In the patcherpickpicture subpatch, we simply divide the event amplitudes up into five equal ranges, and use those values to trigger the display of one of five different pictures.

In the following example, you can see the use of audio information to trigger MIDI notes.

Peak level determines pitch and velocity of a MIDI note

We use the expanded decibel value coming out of the right outlet of the patcherexpander to derive MIDI pitch and velocity values. We first put the values in the range 0 to 120, then use those values as MIDI velocities and also map them into the range 96 to 36 for use as MIDI key numbers. (Note that we invert the range so as to assign louder events to lower MIDI notes rather than higher ones, in order to give them more musical weight.) The note durations may set by the Min. Note Durationnumber box, or they may be set independently by entering a duration in the number box just above makenote 's duration inlet.

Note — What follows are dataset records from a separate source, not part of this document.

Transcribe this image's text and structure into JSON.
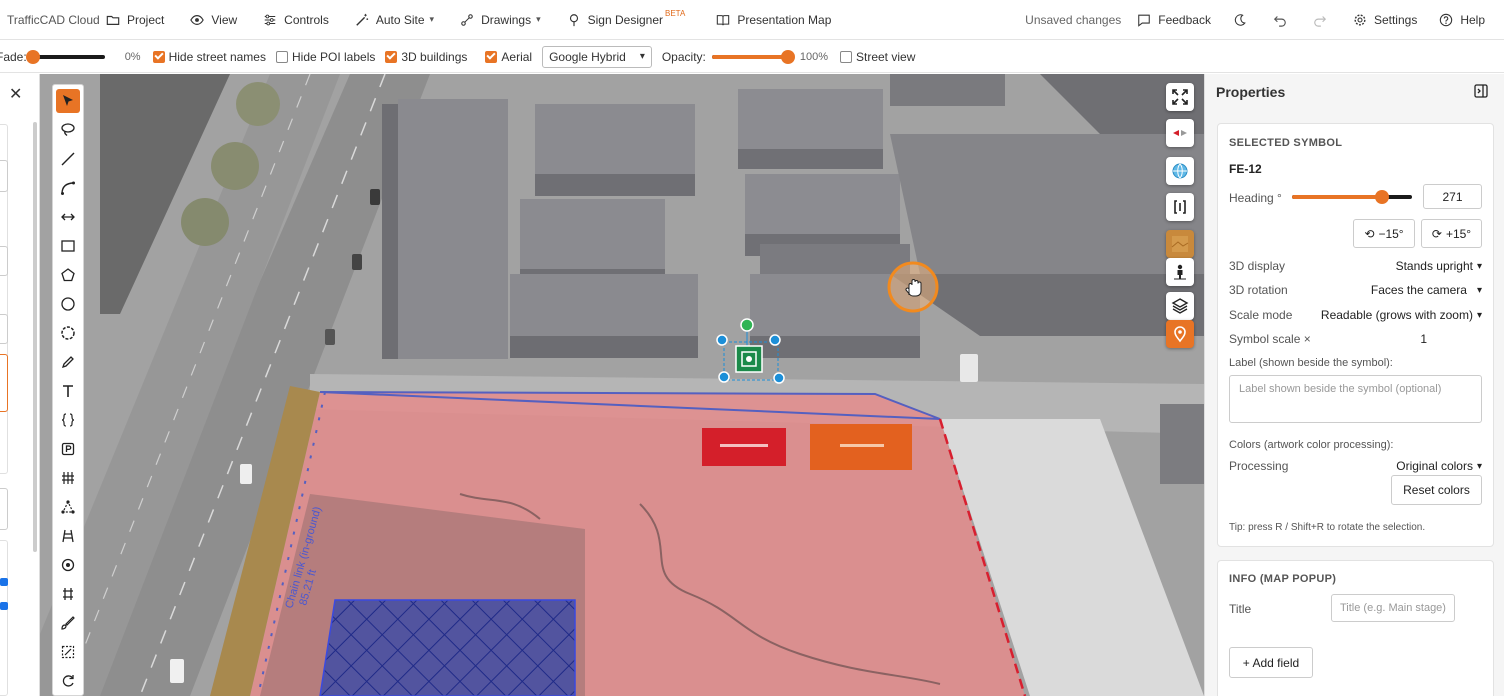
{
  "app": {
    "brand": "TrafficCAD Cloud"
  },
  "menu": {
    "project": "Project",
    "view": "View",
    "controls": "Controls",
    "auto_site": "Auto Site",
    "drawings": "Drawings",
    "sign_designer": "Sign Designer",
    "beta_badge": "BETA",
    "presentation_map": "Presentation Map",
    "status": "Unsaved changes",
    "feedback": "Feedback",
    "settings": "Settings",
    "help": "Help"
  },
  "options": {
    "fade_label": "Fade:",
    "fade_value": 0,
    "fade_pct": "0%",
    "hide_street_names": {
      "label": "Hide street names",
      "checked": true
    },
    "hide_poi_labels": {
      "label": "Hide POI labels",
      "checked": false
    },
    "buildings_3d": {
      "label": "3D buildings",
      "checked": true
    },
    "aerial": {
      "label": "Aerial",
      "checked": true
    },
    "basemap": "Google Hybrid",
    "opacity_label": "Opacity:",
    "opacity_value": 100,
    "opacity_pct": "100%",
    "street_view": {
      "label": "Street view",
      "checked": false
    }
  },
  "map": {
    "fence_label": "Chain link (in-ground)",
    "fence_length": "85.21 ft"
  },
  "properties": {
    "title": "Properties",
    "selected_symbol": {
      "section": "SELECTED SYMBOL",
      "symbol_id": "FE-12",
      "heading_label": "Heading °",
      "heading_value": "271",
      "heading_fraction": 0.75,
      "rotate_minus": "−15°",
      "rotate_plus": "+15°",
      "display_3d_label": "3D display",
      "display_3d_value": "Stands upright",
      "rotation_3d_label": "3D rotation",
      "rotation_3d_value": "Faces the camera",
      "scale_mode_label": "Scale mode",
      "scale_mode_value": "Readable (grows with zoom)",
      "symbol_scale_label": "Symbol scale ×",
      "symbol_scale_value": "1",
      "label_caption": "Label (shown beside the symbol):",
      "label_placeholder": "Label shown beside the symbol (optional)",
      "colors_caption": "Colors (artwork color processing):",
      "processing_label": "Processing",
      "processing_value": "Original colors",
      "reset_colors": "Reset colors",
      "tip": "Tip: press R / Shift+R to rotate the selection."
    },
    "info": {
      "section": "INFO (MAP POPUP)",
      "title_label": "Title",
      "title_placeholder": "Title (e.g. Main stage)",
      "add_field": "+ Add field"
    }
  },
  "colors": {
    "accent": "#e87425"
  }
}
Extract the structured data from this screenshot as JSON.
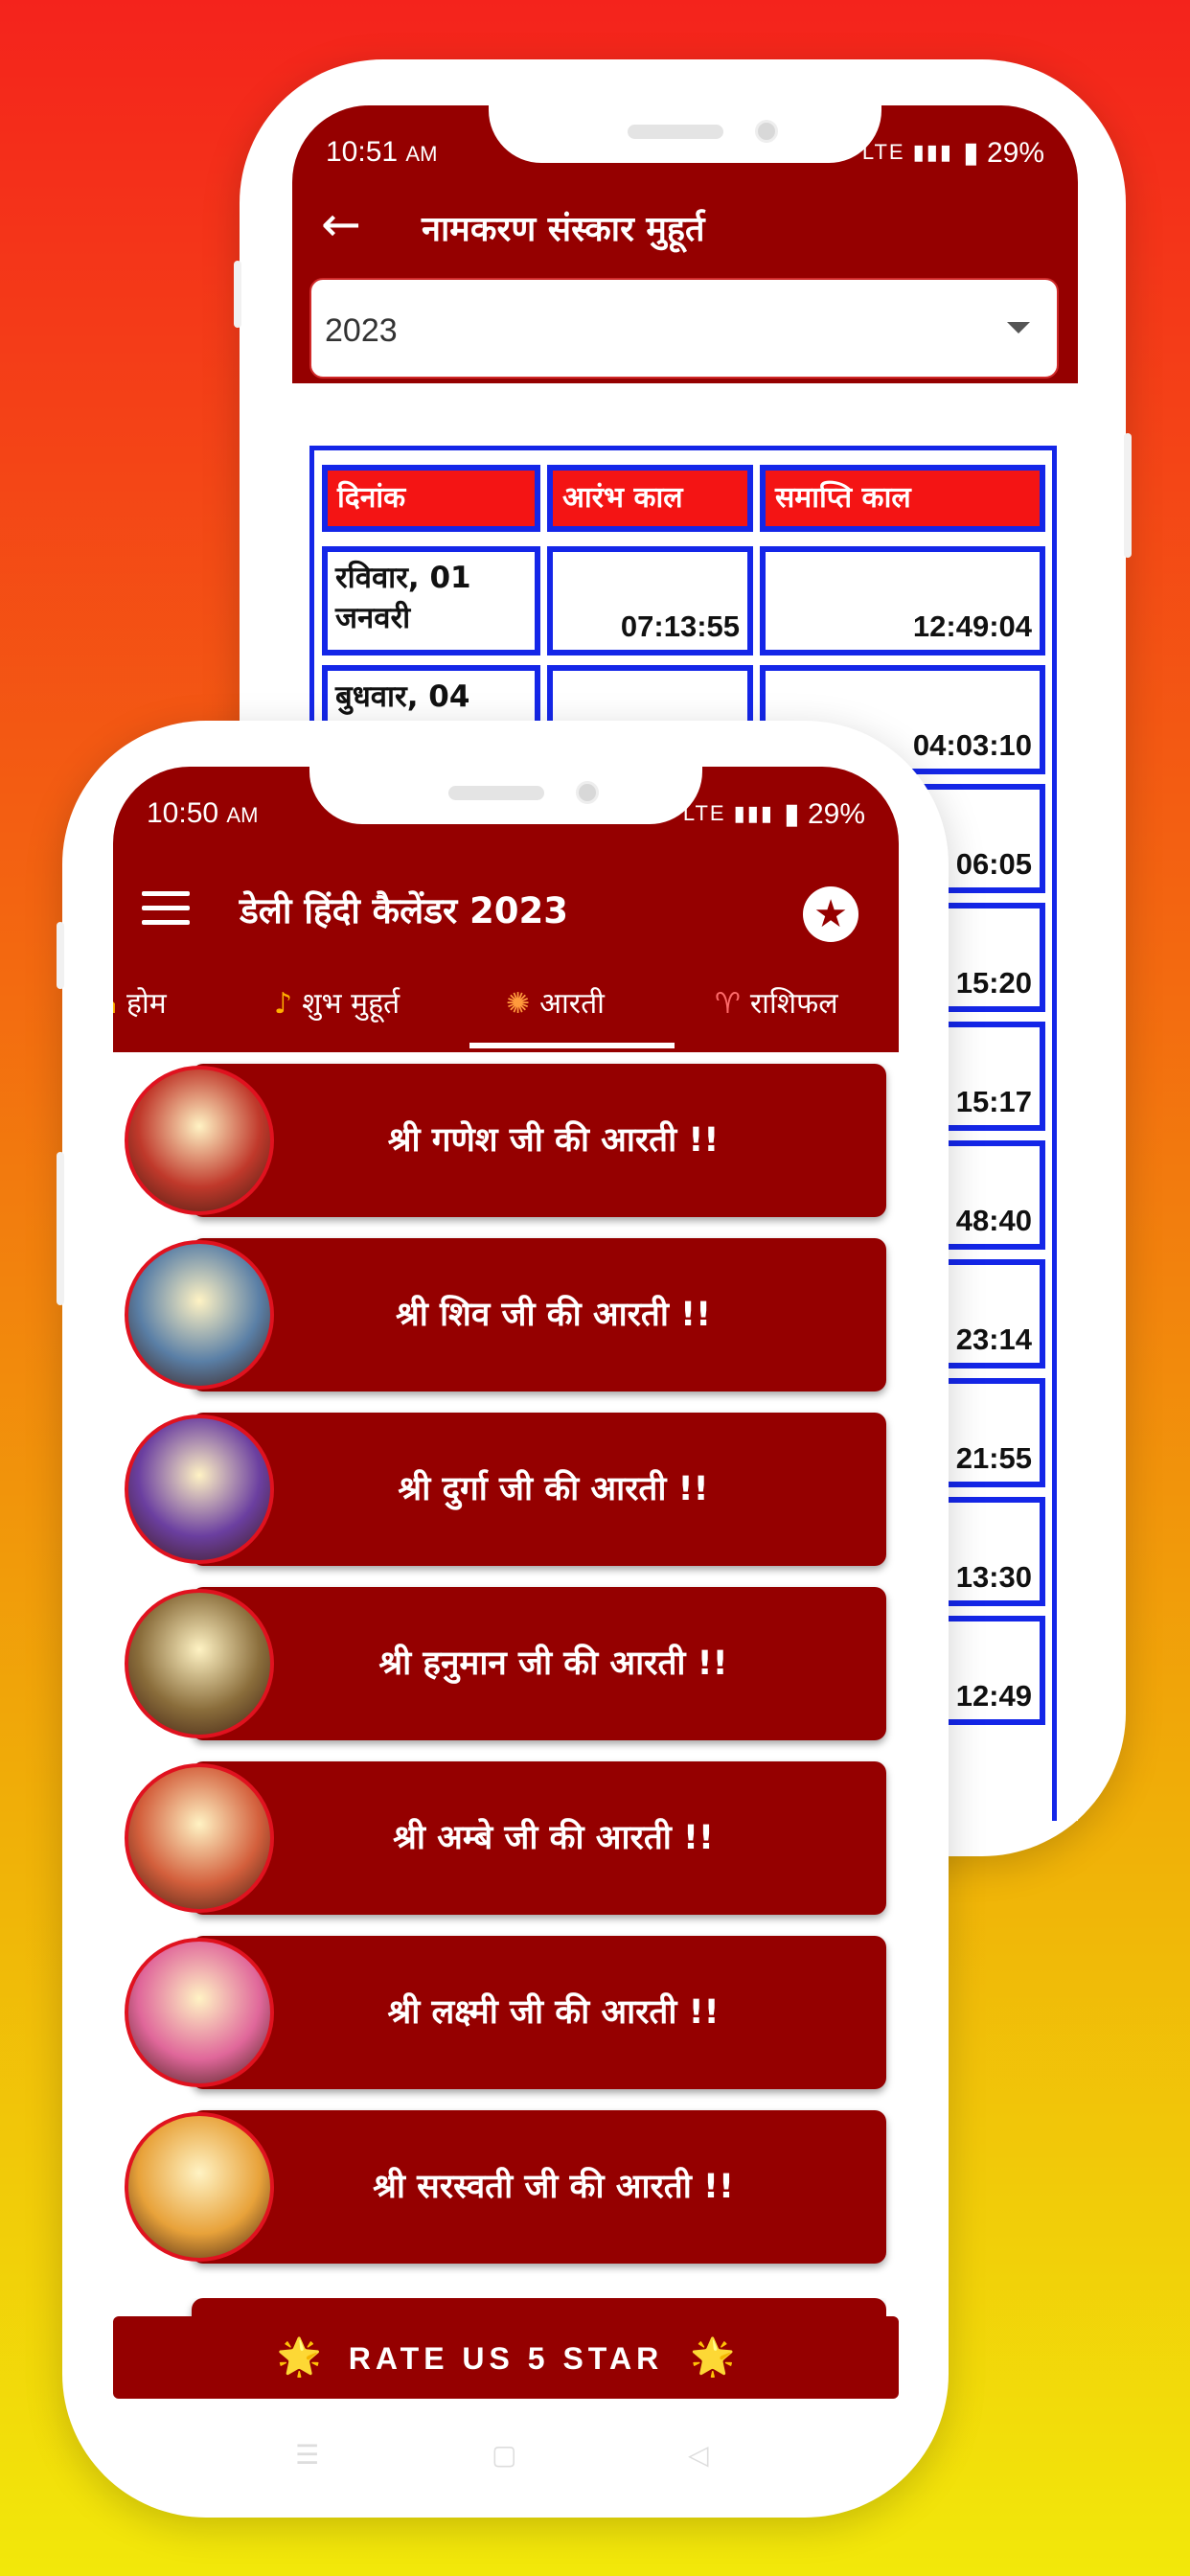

You can experiment further with this patch in a number of ways: by changing the rate of the audio file with the Ratenumber box, by opening different soundfiles and movies, by choosing Sound Input from the umenu to use live sound input, and by changing the various tracking parameters such as Reporting Interval, Noise Floor Threshold, Note-On Threshold, and Min. Note Duration.

Summary

We've demonstrated how to track the peak amplitude of a sound with peakamp~, how to convert linear amplitude to decibels, and how to detect audio events by checking to see if the amplitude level has exceeded a certain threshold. We used the information we derived about the amplitude and the and peak events to trigger images algorithmically, select from preloaded images, play MIDI notes, and alter video effects.